Iraq military official: Barrier will be built
BAGHDAD — The fate of a controversial, concrete barrier under construction in one of Baghdad’s roughest neighborhoods remained uncertain Monday as Iraq’s prime minister ordered the barrier removed because it served as a reminder of “other walls that we reject.”
Less than a day after Prime Minister Nouri al-Maliki called for the wall’s removal, an Iraqi military spokesman insisted that work would go ahead as scheduled.
The statement from al-Maliki was an apparent reference to the Palestinian wall in Israel’s West Bank — a sore point in the Arab world. Al-Maliki issued his Sunday comments from Cairo, Egypt, as he is currently conducting a regional tour of neighboring countries.
“I’ve ordered it to stop and to find other means of protection for the neighborhoods,” al-Maliki said.
The comments follow several days of heated criticism for the project and charges that military commanders failed to seek adequate input from local residents. Al-Maliki’s comments have further muddied the already-confusing situation.
The barrier, which some U.S. soldiers have jokingly referred to as the “Great Wall of Adhamiyah,” consists of numerous, 12-foot-tall concrete barriers, which would stretch roughly three miles when fully assembled. The barriers are intended to divide Adhamiyah’s primarily Sunni population from surrounding Shiite neighborhoods and funnel traffic between the areas through checkpoints.
“I’m not sure where we are now on how to move forward on this particular issue,” U.S. Ambassador to Iraq Ryan Crocker said at a press conference Monday. However, Crocker said that he believed the use of barriers to restrict the movement of suicide bombers along Baghdad’s sectarian fault lines “makes good security sense.”
At a news conference Monday, U.S. and Iraqi military spokesmen repeated their assertions that the barrier would be temporary and was aimed at ensuring the safety of both Shiite and Sunni neighborhoods instead of dividing them into separate enclaves.
“It’s a fluid situation,” U.S. Navy Rear Adm. Mark Fox, a coalition spokesman, said of the Adhamiyah project. “The Iraqis are in the lead on this … it’s an Iraqi-approved and -initiated plan.”
As U.S. and Iraqi troops enter the third month of the new Baghdad security plan — a campaign to quell sectarian violence between Sunni and Shiite Muslims here — Crocker said operatives from al-Qaida were using car and suicide bombers to try to re-ignite sectarian killings.
Since the security plan began roughly 10 weeks ago, sectarian murders have plummeted, but car bombings and other such attacks have spiked.

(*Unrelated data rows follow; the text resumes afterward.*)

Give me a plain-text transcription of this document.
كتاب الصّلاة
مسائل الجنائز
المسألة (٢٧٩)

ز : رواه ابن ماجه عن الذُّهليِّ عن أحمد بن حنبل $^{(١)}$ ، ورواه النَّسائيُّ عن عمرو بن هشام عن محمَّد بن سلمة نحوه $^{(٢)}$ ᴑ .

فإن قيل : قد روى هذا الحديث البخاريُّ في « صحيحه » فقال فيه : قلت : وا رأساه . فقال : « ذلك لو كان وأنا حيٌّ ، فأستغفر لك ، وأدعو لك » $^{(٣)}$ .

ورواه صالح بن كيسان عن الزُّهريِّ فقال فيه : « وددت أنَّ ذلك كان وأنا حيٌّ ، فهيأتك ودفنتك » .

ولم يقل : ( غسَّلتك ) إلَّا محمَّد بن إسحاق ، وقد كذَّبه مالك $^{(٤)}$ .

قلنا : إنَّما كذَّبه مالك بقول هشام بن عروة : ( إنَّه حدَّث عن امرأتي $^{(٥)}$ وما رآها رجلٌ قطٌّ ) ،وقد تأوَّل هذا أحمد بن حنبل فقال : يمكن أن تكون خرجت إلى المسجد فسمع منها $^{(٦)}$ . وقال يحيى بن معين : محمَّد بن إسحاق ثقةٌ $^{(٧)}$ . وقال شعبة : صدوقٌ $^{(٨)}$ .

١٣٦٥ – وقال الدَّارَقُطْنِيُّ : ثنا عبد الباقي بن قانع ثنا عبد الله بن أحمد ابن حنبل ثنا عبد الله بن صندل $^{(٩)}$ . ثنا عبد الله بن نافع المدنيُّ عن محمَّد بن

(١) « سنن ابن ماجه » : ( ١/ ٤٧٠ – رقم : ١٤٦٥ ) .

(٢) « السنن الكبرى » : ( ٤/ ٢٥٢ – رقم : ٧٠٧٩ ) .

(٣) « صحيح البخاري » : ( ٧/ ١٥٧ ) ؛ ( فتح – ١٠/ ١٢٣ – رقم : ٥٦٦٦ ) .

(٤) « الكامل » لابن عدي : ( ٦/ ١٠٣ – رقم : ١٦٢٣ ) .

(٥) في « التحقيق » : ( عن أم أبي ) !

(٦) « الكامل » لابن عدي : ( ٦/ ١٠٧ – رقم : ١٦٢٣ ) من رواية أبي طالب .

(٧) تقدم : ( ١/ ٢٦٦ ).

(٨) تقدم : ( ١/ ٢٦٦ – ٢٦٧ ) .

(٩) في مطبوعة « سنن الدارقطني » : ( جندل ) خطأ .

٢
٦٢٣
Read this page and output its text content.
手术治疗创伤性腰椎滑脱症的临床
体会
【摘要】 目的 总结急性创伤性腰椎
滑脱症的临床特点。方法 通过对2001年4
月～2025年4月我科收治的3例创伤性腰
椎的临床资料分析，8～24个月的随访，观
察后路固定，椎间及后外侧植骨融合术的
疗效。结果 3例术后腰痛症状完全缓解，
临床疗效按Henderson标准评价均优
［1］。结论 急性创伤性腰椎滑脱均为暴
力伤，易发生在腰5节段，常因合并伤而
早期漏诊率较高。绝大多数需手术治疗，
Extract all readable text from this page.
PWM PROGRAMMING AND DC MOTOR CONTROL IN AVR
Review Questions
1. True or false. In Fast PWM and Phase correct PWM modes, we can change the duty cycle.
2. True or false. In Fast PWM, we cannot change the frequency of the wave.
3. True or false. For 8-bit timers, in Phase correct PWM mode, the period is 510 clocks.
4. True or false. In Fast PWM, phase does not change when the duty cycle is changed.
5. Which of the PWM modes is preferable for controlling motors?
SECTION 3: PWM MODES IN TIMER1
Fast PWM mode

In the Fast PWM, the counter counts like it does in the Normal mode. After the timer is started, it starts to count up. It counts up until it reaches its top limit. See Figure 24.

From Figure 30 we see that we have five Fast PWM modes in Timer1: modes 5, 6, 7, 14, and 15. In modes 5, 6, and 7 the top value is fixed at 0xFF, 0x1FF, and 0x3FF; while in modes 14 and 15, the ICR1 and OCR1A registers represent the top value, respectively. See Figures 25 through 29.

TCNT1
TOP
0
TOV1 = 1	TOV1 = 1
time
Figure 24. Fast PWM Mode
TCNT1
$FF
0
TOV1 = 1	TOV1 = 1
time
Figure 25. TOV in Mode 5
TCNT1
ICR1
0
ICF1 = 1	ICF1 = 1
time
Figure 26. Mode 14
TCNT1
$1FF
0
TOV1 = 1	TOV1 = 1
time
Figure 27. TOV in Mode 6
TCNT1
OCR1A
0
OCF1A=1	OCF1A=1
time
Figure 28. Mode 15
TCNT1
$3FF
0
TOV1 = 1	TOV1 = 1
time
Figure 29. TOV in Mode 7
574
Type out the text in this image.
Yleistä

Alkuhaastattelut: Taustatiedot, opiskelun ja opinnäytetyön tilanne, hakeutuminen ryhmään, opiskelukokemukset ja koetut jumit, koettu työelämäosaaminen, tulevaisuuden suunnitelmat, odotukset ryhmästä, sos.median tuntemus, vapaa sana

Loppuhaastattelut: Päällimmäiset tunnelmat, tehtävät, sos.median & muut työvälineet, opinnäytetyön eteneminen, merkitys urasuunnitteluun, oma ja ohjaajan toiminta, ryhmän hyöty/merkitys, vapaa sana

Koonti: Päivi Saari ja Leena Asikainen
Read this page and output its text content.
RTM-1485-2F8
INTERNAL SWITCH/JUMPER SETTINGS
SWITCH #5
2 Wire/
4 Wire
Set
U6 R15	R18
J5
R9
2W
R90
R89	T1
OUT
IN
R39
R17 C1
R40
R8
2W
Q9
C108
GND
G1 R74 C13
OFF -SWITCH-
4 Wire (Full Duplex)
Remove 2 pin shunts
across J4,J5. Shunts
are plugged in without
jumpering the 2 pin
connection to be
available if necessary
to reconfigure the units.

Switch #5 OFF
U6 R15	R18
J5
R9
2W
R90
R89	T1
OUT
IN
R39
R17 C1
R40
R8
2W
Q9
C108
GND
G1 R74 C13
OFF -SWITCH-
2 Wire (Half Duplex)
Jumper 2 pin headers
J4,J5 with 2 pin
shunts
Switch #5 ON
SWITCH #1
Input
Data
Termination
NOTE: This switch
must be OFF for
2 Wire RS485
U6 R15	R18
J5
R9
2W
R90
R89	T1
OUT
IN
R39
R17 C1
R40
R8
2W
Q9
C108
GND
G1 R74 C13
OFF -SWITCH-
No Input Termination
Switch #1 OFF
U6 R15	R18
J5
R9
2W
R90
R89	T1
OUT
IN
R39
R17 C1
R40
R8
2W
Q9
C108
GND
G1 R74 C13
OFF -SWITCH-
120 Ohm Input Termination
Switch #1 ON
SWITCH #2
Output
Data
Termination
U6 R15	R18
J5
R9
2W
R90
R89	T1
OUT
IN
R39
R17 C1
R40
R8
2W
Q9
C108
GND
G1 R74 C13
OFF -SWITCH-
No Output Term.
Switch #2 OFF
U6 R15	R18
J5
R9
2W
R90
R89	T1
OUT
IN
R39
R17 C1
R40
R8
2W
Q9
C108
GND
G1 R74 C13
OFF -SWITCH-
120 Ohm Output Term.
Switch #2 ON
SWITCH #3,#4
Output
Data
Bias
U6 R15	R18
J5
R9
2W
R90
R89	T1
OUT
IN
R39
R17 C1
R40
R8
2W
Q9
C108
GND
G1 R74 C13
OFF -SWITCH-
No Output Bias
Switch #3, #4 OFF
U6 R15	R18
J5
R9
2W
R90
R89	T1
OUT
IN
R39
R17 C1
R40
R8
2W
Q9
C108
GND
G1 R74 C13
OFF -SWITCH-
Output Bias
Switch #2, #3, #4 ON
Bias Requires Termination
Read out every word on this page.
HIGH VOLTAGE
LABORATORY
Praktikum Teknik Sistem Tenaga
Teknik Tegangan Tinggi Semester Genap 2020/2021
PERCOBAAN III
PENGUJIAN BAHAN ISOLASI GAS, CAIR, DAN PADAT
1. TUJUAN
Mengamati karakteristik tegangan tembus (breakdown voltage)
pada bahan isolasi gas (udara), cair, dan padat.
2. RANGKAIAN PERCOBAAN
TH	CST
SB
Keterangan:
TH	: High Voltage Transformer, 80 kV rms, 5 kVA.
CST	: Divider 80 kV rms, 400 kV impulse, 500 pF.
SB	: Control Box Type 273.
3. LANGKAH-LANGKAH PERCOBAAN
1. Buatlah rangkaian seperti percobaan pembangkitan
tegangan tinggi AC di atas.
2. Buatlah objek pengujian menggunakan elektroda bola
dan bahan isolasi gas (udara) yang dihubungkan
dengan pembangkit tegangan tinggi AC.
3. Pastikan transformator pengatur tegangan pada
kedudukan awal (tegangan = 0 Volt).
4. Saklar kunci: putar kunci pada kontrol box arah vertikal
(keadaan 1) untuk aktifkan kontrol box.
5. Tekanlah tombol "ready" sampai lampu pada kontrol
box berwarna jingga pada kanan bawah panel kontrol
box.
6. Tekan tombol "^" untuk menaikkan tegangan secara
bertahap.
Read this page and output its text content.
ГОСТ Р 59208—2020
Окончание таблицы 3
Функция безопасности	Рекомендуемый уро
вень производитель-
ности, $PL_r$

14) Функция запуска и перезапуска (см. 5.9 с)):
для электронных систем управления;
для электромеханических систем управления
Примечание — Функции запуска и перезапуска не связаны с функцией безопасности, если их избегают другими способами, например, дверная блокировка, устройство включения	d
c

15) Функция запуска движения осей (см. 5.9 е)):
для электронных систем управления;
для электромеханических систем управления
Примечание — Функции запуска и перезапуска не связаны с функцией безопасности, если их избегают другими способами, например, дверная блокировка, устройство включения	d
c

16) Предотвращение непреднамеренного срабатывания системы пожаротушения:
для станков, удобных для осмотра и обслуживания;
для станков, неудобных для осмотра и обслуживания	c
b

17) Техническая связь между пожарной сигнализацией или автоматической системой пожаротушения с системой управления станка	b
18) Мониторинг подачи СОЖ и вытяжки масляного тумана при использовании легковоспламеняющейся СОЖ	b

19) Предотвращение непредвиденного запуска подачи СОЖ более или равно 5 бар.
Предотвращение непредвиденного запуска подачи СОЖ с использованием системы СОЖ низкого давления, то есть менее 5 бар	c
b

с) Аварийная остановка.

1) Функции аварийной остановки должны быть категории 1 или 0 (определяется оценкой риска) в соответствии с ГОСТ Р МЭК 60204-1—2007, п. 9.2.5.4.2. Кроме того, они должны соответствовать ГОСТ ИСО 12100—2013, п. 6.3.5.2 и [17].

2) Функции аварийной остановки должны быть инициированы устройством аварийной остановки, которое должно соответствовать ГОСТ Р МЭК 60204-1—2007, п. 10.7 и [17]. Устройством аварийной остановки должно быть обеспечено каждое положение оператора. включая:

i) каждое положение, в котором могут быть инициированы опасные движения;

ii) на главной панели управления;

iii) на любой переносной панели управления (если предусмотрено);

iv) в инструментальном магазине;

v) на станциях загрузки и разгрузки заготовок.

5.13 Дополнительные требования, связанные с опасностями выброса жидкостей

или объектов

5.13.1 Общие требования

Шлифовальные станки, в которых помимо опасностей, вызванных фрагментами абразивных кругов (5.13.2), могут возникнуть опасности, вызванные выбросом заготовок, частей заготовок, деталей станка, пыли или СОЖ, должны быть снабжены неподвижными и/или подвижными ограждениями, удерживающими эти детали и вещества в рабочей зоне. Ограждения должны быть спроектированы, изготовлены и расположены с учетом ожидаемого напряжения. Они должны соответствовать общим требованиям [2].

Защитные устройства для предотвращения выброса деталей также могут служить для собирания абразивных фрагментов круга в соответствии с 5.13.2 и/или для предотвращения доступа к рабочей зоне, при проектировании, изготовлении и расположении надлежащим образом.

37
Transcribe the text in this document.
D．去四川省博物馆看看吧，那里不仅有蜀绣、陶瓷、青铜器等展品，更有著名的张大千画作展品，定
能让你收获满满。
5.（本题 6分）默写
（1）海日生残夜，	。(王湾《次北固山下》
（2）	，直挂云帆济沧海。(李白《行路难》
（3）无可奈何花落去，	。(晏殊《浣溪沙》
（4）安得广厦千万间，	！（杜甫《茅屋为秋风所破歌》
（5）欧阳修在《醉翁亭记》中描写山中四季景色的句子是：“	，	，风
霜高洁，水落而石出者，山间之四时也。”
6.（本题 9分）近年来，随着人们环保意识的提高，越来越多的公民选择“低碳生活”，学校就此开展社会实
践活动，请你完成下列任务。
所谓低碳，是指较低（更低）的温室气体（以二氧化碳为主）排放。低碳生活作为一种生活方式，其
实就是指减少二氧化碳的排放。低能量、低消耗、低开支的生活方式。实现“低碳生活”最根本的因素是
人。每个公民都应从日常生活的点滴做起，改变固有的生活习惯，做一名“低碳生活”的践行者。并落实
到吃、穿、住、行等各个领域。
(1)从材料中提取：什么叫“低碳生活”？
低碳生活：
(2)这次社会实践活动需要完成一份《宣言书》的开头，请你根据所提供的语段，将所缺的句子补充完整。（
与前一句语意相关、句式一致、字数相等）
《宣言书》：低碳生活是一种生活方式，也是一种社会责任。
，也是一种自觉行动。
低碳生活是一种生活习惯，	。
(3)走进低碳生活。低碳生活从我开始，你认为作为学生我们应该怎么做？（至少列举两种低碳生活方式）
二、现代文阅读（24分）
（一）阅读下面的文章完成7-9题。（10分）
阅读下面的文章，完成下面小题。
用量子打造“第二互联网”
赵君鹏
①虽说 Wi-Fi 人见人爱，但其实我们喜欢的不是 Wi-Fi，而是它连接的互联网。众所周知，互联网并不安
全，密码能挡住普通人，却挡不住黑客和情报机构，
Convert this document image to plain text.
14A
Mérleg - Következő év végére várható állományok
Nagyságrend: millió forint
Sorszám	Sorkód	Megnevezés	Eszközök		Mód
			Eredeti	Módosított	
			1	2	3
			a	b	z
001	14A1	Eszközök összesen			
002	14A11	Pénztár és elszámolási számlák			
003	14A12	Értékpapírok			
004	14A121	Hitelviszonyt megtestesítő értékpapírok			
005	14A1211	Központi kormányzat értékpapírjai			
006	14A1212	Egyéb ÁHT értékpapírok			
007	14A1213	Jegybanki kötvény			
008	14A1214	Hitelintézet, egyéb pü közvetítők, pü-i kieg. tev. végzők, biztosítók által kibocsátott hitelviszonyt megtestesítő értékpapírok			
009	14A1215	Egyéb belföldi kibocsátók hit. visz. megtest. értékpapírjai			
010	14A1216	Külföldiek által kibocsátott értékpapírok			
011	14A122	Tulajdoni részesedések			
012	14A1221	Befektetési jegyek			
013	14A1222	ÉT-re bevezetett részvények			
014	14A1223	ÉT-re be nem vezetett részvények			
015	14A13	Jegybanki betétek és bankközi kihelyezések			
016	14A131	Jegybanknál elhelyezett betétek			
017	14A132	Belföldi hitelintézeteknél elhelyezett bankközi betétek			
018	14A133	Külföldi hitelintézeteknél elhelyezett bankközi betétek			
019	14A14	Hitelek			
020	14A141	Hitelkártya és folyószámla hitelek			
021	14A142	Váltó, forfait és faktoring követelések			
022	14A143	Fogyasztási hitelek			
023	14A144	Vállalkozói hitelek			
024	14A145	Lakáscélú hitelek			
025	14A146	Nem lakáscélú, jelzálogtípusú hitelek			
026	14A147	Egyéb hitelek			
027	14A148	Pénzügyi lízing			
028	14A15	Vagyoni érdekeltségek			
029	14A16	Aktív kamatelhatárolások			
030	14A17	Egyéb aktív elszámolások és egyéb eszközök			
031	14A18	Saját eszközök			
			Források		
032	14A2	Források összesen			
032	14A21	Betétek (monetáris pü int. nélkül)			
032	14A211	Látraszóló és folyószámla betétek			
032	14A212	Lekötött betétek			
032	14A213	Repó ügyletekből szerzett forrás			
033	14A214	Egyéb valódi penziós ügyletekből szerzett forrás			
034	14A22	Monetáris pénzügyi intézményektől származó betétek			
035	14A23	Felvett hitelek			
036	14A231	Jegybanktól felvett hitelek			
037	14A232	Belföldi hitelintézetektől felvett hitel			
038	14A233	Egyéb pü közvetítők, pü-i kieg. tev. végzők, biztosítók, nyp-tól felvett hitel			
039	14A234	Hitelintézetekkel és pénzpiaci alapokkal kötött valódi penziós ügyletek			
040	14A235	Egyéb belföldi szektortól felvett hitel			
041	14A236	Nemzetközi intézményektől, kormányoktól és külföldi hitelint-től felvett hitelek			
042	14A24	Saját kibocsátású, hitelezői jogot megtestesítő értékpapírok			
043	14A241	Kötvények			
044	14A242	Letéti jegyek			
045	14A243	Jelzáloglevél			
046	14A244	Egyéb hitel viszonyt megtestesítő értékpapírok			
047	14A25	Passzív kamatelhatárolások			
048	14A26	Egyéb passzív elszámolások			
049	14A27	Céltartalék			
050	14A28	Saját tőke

The U.S. and Iraqi militaries have placed thousands of concrete barriers, coils of razor wire, sand bags and Hesco barriers throughout the city, hoping to head off avenues of approach for suicide bombers intent on attacking local markets. While these other walls have been built quietly, the Adhamiyah project was touted in U.S. military press releases as the centerpiece of a new strategy that involved the creation of “gated communities.”
The announcement sparked confusion and then anger as military representatives scrambled to explain that they were not “walling in” neighborhoods like some sort of social engineering project. They said the plan was struck between local commanders and local residents and that plans for the wall had been distributed to local residents prior to the construction work.
On Monday, Brig. Gen. Qassim Atta, a Baghdad security plan spokesman, said that the issue had been distorted by the media, although it was the U.S. military that issued a lengthy release on the matter earlier in the month.
“Immediately we anticipated the reactions of some weak-minded people to weaken the security plan,” Atta said. “The prime minister has agreed with the authorities to take measures to prevent terrorists from attacking. We are continuing to construct the barriers in Adhamiyah neighborhood and will move them to another neighborhood after.”
Following the news conference, another U.S. military spokesman said that the only thing that appeared to be certain about the project was that it was now under review.
“We’re going to review the plans and determine what’s right for Adhamiyah,” said Lt. Col. Christopher Garver.
On Monday, The Associated Press reported that “hundreds” of demonstrators in Adhamiyah protested the barrier, some carrying banners that read “separation wall is a big prison for Adhamiyah citizens” and “Adhamiyah children want to see Baghdad without walls.”